特に、ポストも仕事も変わらないのに、給与だけが一定年齢に達したからという理由で下がるときには顕著です。
それは、若手社員も見ています。自分も一定年齢になったら、給与だけは無条件に下げられると知れば、一定年齢に達する前からモチベーションが下がります。
企業による違い
実際には、仕事の内容や制度の詳細が企業ごとに大きく異なります。
一般論として言えることは次のとおりです。
- 若手の登用に役立つ
- 人件費を抑制できる
- 社員のモチベーションを下げる
50代の社員がいなくなれば、若手の登用が進むことは間違いありません。しかし、そのためにスキル不足になっては本末転倒です。
40代よりも50代が能力的に劣る仕事は、肉体労働ぐらいではないでしょうか?
一般的に頭脳労働であれば、経験がものを言います。50代のほうが良い仕事ができます。もちろん個人差がありますが、50代の社員は邪魔にしかならないという職場は限られるはずです。
高いスキルを持った社員が役職定年でどんどんポストを外れていくため、人材不足で悩んでいるという企業もありそうです。

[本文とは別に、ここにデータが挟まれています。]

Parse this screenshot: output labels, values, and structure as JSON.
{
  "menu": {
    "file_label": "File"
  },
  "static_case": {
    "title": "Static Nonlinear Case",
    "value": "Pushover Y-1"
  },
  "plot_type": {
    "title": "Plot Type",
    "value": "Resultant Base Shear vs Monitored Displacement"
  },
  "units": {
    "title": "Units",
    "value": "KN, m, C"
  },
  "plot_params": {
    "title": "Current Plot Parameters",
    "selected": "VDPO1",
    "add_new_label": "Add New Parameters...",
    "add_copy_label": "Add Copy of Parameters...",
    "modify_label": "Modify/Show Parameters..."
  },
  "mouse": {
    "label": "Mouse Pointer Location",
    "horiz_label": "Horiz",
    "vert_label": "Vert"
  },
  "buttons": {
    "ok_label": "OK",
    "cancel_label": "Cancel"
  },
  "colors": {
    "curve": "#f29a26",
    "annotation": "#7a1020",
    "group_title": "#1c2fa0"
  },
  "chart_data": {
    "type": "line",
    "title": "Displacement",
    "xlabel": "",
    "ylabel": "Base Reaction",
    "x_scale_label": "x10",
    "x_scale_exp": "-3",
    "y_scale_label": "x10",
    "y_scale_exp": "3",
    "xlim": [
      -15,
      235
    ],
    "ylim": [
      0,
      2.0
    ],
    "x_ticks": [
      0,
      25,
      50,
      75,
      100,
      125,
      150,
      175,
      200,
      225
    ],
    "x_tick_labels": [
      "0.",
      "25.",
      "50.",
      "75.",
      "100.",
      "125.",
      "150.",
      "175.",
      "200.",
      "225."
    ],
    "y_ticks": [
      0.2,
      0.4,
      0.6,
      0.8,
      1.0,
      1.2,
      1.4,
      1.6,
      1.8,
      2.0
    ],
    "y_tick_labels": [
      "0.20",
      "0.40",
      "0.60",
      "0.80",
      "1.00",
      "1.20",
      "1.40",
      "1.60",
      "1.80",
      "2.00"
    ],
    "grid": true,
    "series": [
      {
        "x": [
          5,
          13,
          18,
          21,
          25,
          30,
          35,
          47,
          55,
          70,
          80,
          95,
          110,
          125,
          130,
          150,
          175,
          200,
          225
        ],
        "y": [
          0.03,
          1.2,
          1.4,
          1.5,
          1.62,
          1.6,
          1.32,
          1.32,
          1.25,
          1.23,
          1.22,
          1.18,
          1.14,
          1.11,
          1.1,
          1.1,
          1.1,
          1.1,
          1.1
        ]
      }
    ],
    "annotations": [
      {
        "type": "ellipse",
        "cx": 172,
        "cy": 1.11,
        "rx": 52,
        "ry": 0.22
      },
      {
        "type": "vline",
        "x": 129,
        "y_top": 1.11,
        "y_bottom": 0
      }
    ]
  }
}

一方、「40歳定年幸せ」説もあります。20代で身につけたスキルが40歳以降も通用することはほとんどありません。40歳前後で自身の仕事を見直した方が幸せだという説です。
しかし、日本には雇用の流動性が低いという問題があります。米国であれば、転職市場が成熟し、受け皿があります。
雇用の流動性を高めずに、社員の退職を促す制度を導入しても、リストラ策として使われ、人材使い捨てを助長するだけです。